1.) We are given the curve:

\(\displaystyle y=2x^2-kx+3\) where $k$ is a constant.

Let point $A$ be given by:

\(\displaystyle \left(x_A,y_A \right)=\left(x_A,2x_A^2-kx_A+3 \right)\)

The slope of the line passing through the points $A$ and $B$ is:

\(\displaystyle m=\frac{\left(2x_A^2-kx_A+3 \right)-(1)}{\left(x_A \right)-(5)}=\frac{2x_A^2-kx_A+2}{x_A-5}\)

Also, given that:

\(\displaystyle m=\left.\frac{dy}{dx} \right|_{x=x_A}=4x_A-k\)

We may then state:

\(\displaystyle \frac{2x_A^2-kx_A+2}{x_A-5}=4x_A-k\)

Multiplying through by \(\displaystyle x_A-5\), we obtain:

\(\displaystyle 2x_A^2-kx_A+2=4x_A^2-(20+k)x_A+5k\)

Combining like terms, we may arrange this as:

\(\displaystyle 5k=2+20x_A-2x_A^2\)

Hence:

\(\displaystyle k=\frac{2}{5}\left(1+10x_A-x_A^2 \right)\)

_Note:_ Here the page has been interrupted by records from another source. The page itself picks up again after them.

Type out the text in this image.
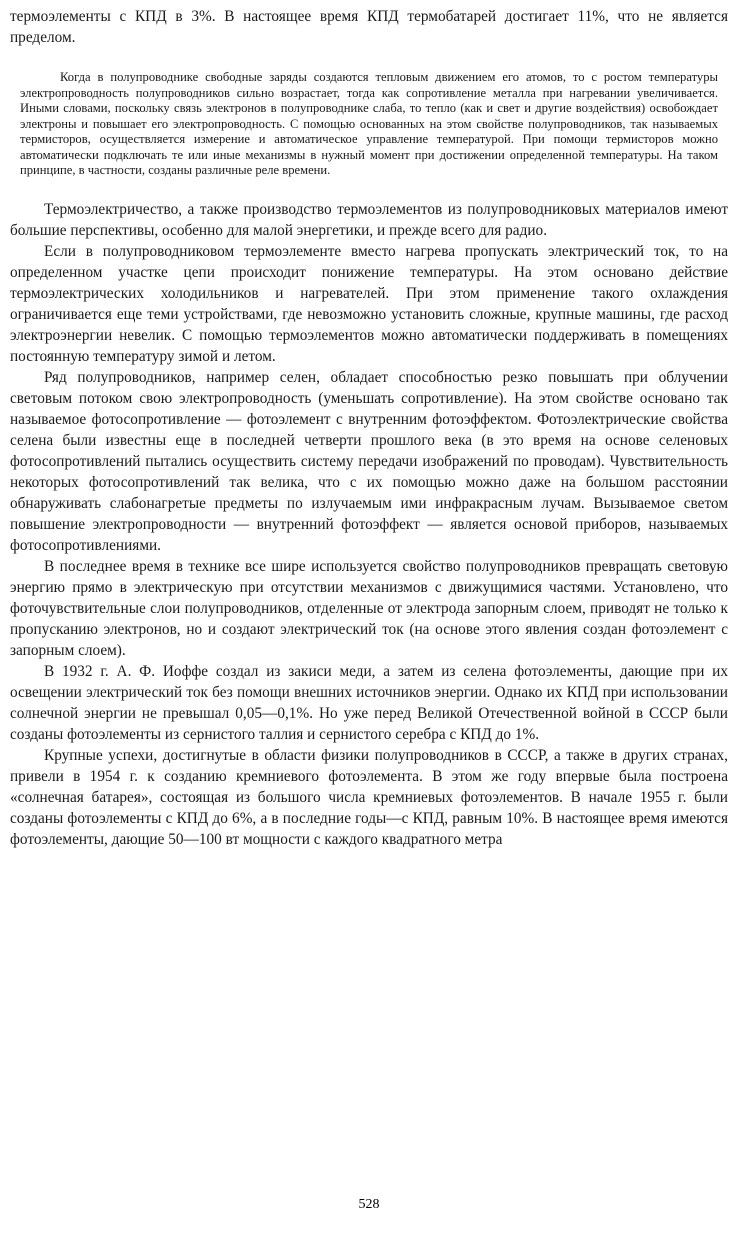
термоэлементы с КПД в 3%. В настоящее время КПД термобатарей достигает 11%, что не является пределом.

Когда в полупроводнике свободные заряды создаются тепловым движением его атомов, то с ростом температуры электропроводность полупроводников сильно возрастает, тогда как сопротивление металла при нагревании увеличивается. Иными словами, поскольку связь электронов в полупроводнике слаба, то тепло (как и свет и другие воздействия) освобождает электроны и повышает его электропроводность. С помощью основанных на этом свойстве полупроводников, так называемых термисторов, осуществляется измерение и автоматическое управление температурой. При помощи термисторов можно автоматически подключать те или иные механизмы в нужный момент при достижении определенной температуры. На таком принципе, в частности, созданы различные реле времени.

Термоэлектричество, а также производство термоэлементов из полупроводниковых материалов имеют большие перспективы, особенно для малой энергетики, и прежде всего для радио.

Если в полупроводниковом термоэлементе вместо нагрева пропускать электрический ток, то на определенном участке цепи происходит понижение температуры. На этом основано действие термоэлектрических холодильников и нагревателей. При этом применение такого охлаждения ограничивается еще теми устройствами, где невозможно установить сложные, крупные машины, где расход электроэнергии невелик. С помощью термоэлементов можно автоматически поддерживать в помещениях постоянную температуру зимой и летом.

Ряд полупроводников, например селен, обладает способностью резко повышать при облучении световым потоком свою электропроводность (уменьшать сопротивление). На этом свойстве основано так называемое фотосопротивление — фотоэлемент с внутренним фотоэффектом. Фотоэлектрические свойства селена были известны еще в последней четверти прошлого века (в это время на основе селеновых фотосопротивлений пытались осуществить систему передачи изображений по проводам). Чувствительность некоторых фотосопротивлений так велика, что с их помощью можно даже на большом расстоянии обнаруживать слабонагретые предметы по излучаемым ими инфракрасным лучам. Вызываемое светом повышение электропроводности — внутренний фотоэффект — является основой приборов, называемых фотосопротивлениями.

В последнее время в технике все шире используется свойство полупроводников превращать световую энергию прямо в электрическую при отсутствии механизмов с движущимися частями. Установлено, что фоточувствительные слои полупроводников, отделенные от электрода запорным слоем, приводят не только к пропусканию электронов, но и создают электрический ток (на основе этого явления создан фотоэлемент с запорным слоем).

В 1932 г. А. Ф. Иоффе создал из закиси меди, а затем из селена фотоэлементы, дающие при их освещении электрический ток без помощи внешних источников энергии. Однако их КПД при использовании солнечной энергии не превышал 0,05—0,1%. Но уже перед Великой Отечественной войной в СССР были созданы фотоэлементы из сернистого таллия и сернистого серебра с КПД до 1%.

Крупные успехи, достигнутые в области физики полупроводников в СССР, а также в других странах, привели в 1954 г. к созданию кремниевого фотоэлемента. В этом же году впервые была построена «солнечная батарея», состоящая из большого числа кремниевых фотоэлементов. В начале 1955 г. были созданы фотоэлементы с КПД до 6%, а в последние годы—с КПД, равным 10%. В настоящее время имеются фотоэлементы, дающие 50—100 вт мощности с каждого квадратного метра

528
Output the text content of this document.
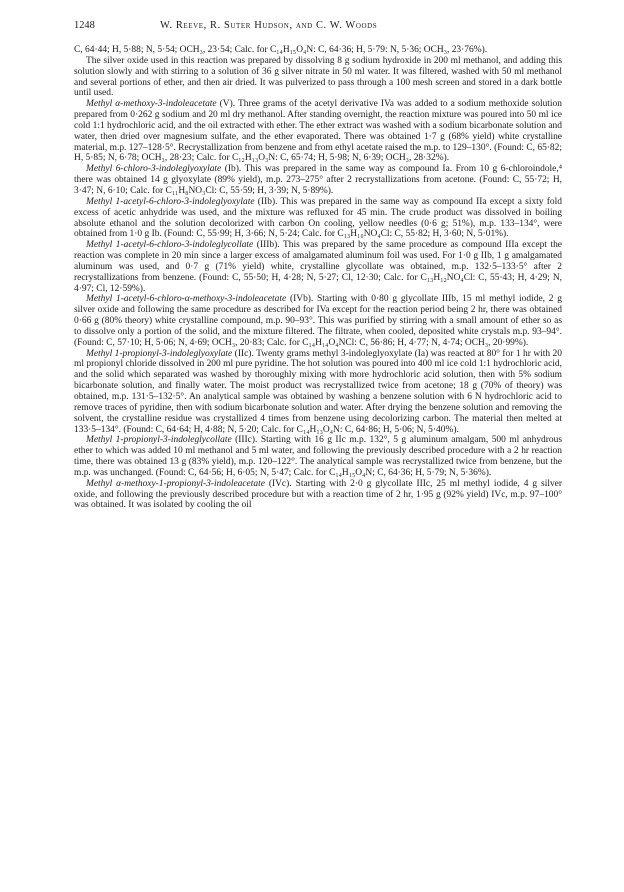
1248	W. Reeve, R. Suter Hudson, and C. W. Woods

C, 64·44; H, 5·88; N, 5·54; OCH₃, 23·54; Calc. for C₁₄H₁₅O₄N: C, 64·36; H, 5·79: N, 5·36; OCH₃, 23·76%).

The silver oxide used in this reaction was prepared by dissolving 8 g sodium hydroxide in 200 ml methanol, and adding this solution slowly and with stirring to a solution of 36 g silver nitrate in 50 ml water. It was filtered, washed with 50 ml methanol and several portions of ether, and then air dried. It was pulverized to pass through a 100 mesh screen and stored in a dark bottle until used.

Methyl α-methoxy-3-indoleacetate (V). Three grams of the acetyl derivative IVa was added to a sodium methoxide solution prepared from 0·262 g sodium and 20 ml dry methanol. After standing overnight, the reaction mixture was poured into 50 ml ice cold 1:1 hydrochloric acid, and the oil extracted with ether. The ether extract was washed with a sodium bicarbonate solution and water, then dried over magnesium sulfate, and the ether evaporated. There was obtained 1·7 g (68% yield) white crystalline material, m.p. 127–128·5°. Recrystallization from benzene and from ethyl acetate raised the m.p. to 129–130°. (Found: C, 65·82; H, 5·85; N, 6·78; OCH₃, 28·23; Calc. for C₁₂H₁₃O₃N: C, 65·74; H, 5·98; N, 6·39; OCH₃, 28·32%).

Methyl 6-chloro-3-indoleglyoxylate (Ib). This was prepared in the same way as compound Ia. From 10 g 6-chloroindole,⁴ there was obtained 14 g glyoxylate (89% yield), m.p. 273–275° after 2 recrystallizations from acetone. (Found: C, 55·72; H, 3·47; N, 6·10; Calc. for C₁₁H₈NO₃Cl: C, 55·59; H, 3·39; N, 5·89%).

Methyl 1-acetyl-6-chloro-3-indoleglyoxylate (IIb). This was prepared in the same way as compound IIa except a sixty fold excess of acetic anhydride was used, and the mixture was refluxed for 45 min. The crude product was dissolved in boiling absolute ethanol and the solution decolorized with carbon On cooling, yellow needles (0·6 g; 51%), m.p. 133–134°, were obtained from 1·0 g Ib. (Found: C, 55·99; H, 3·66; N, 5·24; Calc. for C₁₃H₁₀NO₄Cl: C, 55·82; H, 3·60; N, 5·01%).

Methyl 1-acetyl-6-chloro-3-indoleglycollate (IIIb). This was prepared by the same procedure as compound IIIa except the reaction was complete in 20 min since a larger excess of amalgamated aluminum foil was used. For 1·0 g IIb, 1 g amalgamated aluminum was used, and 0·7 g (71% yield) white, crystalline glycollate was obtained, m.p. 132·5–133·5° after 2 recrystallizations from benzene. (Found: C, 55·50; H, 4·28; N, 5·27; Cl, 12·30; Calc. for C₁₃H₁₂NO₄Cl: C, 55·43; H, 4·29; N, 4·97; Cl, 12·59%).

Methyl 1-acetyl-6-chloro-α-methoxy-3-indoleacetate (IVb). Starting with 0·80 g glycollate IIIb, 15 ml methyl iodide, 2 g silver oxide and following the same procedure as described for IVa except for the reaction period being 2 hr, there was obtained 0·66 g (80% theory) white crystalline compound, m.p. 90–93°. This was purified by stirring with a small amount of ether so as to dissolve only a portion of the solid, and the mixture filtered. The filtrate, when cooled, deposited white crystals m.p. 93–94°. (Found: C, 57·10; H, 5·06; N, 4·69; OCH₃, 20·83; Calc. for C₁₄H₁₄O₄NCl: C, 56·86; H, 4·77; N, 4·74; OCH₃, 20·99%).

Methyl 1-propionyl-3-indoleglyoxylate (IIc). Twenty grams methyl 3-indoleglyoxylate (Ia) was reacted at 80° for 1 hr with 20 ml propionyl chloride dissolved in 200 ml pure pyridine. The hot solution was poured into 400 ml ice cold 1:1 hydrochloric acid, and the solid which separated was washed by thoroughly mixing with more hydrochloric acid solution, then with 5% sodium bicarbonate solution, and finally water. The moist product was recrystallized twice from acetone; 18 g (70% of theory) was obtained, m.p. 131·5–132·5°. An analytical sample was obtained by washing a benzene solution with 6 N hydrochloric acid to remove traces of pyridine, then with sodium bicarbonate solution and water. After drying the benzene solution and removing the solvent, the crystalline residue was crystallized 4 times from benzene using decolorizing carbon. The material then melted at 133·5–134°. (Found: C, 64·64; H, 4·88; N, 5·20; Calc. for C₁₄H₁₃O₄N: C, 64·86; H, 5·06; N, 5·40%).

Methyl 1-propionyl-3-indoleglycollate (IIIc). Starting with 16 g IIc m.p. 132°, 5 g aluminum amalgam, 500 ml anhydrous ether to which was added 10 ml methanol and 5 ml water, and following the previously described procedure with a 2 hr reaction time, there was obtained 13 g (83% yield), m.p. 120–122°. The analytical sample was recrystallized twice from benzene, but the m.p. was unchanged. (Found: C, 64·56; H, 6·05; N, 5·47; Calc. for C₁₄H₁₅O₄N; C, 64·36; H, 5·79; N, 5·36%).

Methyl α-methoxy-1-propionyl-3-indoleacetate (IVc). Starting with 2·0 g glycollate IIIc, 25 ml methyl iodide, 4 g silver oxide, and following the previously described procedure but with a reaction time of 2 hr, 1·95 g (92% yield) IVc, m.p. 97–100° was obtained. It was isolated by cooling the oil
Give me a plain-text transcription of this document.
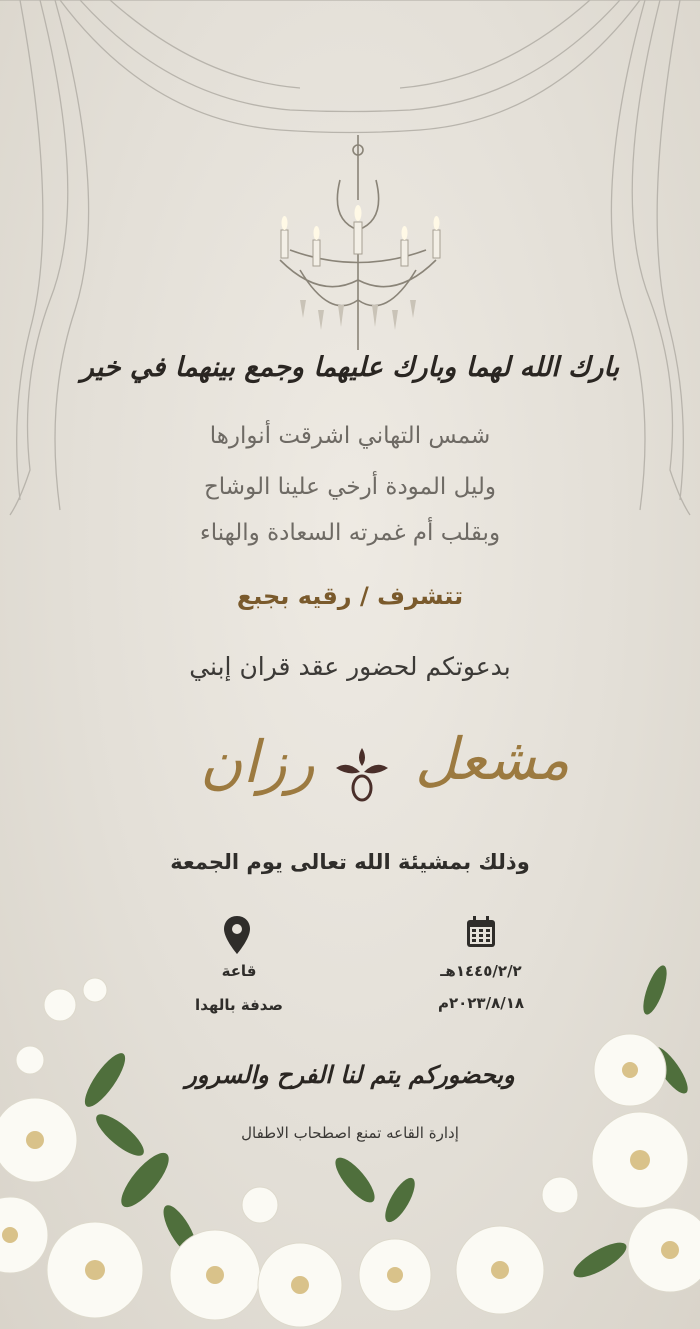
بارك الله لهما وبارك عليهما وجمع بينهما في خير
شمس التهاني اشرقت أنوارها
وليل المودة أرخي علينا الوشاح
وبقلب أم غمرته السعادة والهناء
تتشرف / رقيه بجبع
بدعوتكم لحضور عقد قران إبني
مشعل
رزان
وذلك بمشيئة الله تعالى يوم الجمعة
١٤٤٥/٢/٢هـ
٢٠٢٣/٨/١٨م
قاعة
صدفة بالهدا
وبحضوركم يتم لنا الفرح والسرور
إدارة القاعه تمنع اصطحاب الاطفال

2.) We are given the curve:

\(\displaystyle y=x+x^2\)

i) First we find the slope of the tangent line at $x=a$ is:

\(\displaystyle m=\left.\frac{dy}{dx} \right|_{x=a}=2a+1\)

And this tangent line must pass through the point:

\(\displaystyle \left(a,a+a^2 \right)\)

Thus, using the point-slope formula, we find the equation of the tangent line is given by:

\(\displaystyle y-\left(a+a^2 \right)=(2a+1)(x-a)\)

Distributing on the right side, we get:

\(\displaystyle y-\left(a+a^2 \right)=(2a+1)x-2a^2-a\)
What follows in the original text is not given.